That’s the stumper of a question I get from friends and especially quality-starved film fans at the video store this time of year, when the Oscar DVDs have all come and gone and superheroes threaten to colonize every available space in the new release section.
Well, I’ll tell you what’s good: Monsieur Lazhar is good. Really good. Philippe Falardeau’s gentle, perceptive drama takes viewers by the hand, not the throat, leading them through volatile emotional territory with assurance, compassion and lucid, steady-eyed calm. Deceptively simple and straightforward, Monsieur Lazhar resembles a clear, clean glass of water: transparent, utterly devoid of gratuitous flavorings or frou-frou, and all the more bracing and essential for it.
Among the many gifts that arrive by way of Monsieur Lazhar is an introduction to Fellag, a well-known actor in Algeria who is making his North American breakout cinematic performance here. Like Demian Bichir in A Better Life last year, the 61-year-old Fellag arrives with the revelatory exhilaration that more often greets a young newcomer. Here, he plays the title character, a teacher in Montreal who signs on as a substitute at a middle school after the sudden departure of a beloved teacher.

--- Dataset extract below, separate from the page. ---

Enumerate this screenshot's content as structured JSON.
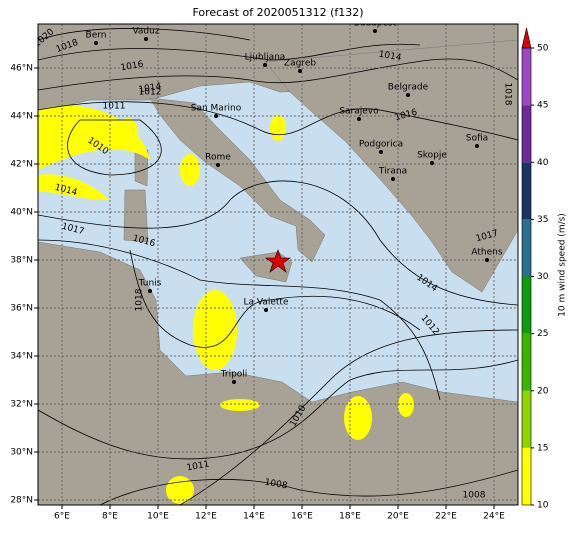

Monsieur Lazhar chronicles events in the classroom throughout the year, as Lazhar tries to help his students cope with feelings of abandonment and loss, while balancing educational policy that requires teachers to relate to children at a physical and emotional distance (or, as one character puts it, "like hazardous waste"). As the details of Lazhar’s own life come into focus, his journey and that of his charges begin to dovetail in mournful, deeply meaningful ways: In essence, Monsieur Lazhar is a study in boundaries, at their most impregnable and porous.
Falardeau has done an astonishing job (or had astonishingly good luck) in finding child actors to portray the alternately wise and immature kids in Lazhar’s class: Sophie Nelisse and Emilien Neron stand out as Alice and Simon, whose shared, highly charged experience of their original teacher’s absence threatens to upend their friendship and invests their relationship with Lazhar with particularly high stakes.
Fellag is known mostly as a comedian in Algeria, and he subtly mines the understated but rich veins of humor that run through Monsieur Lazhar, especially in his encounters with neurotic bourgeois parents, not to mention the wonderfully quirky, mercurial kids themselves.
But for the most part, this is a sad, elegiac film that’s not only willing to take on thorny issues of violence, justice, ethics and how adults keep faith with children, but has the courage not to lie about them.
Like that glass of cool water, Monsieur Lazhar achieves its own sort of crystalline perfection — in simply telling the truth, and telling the truth simply.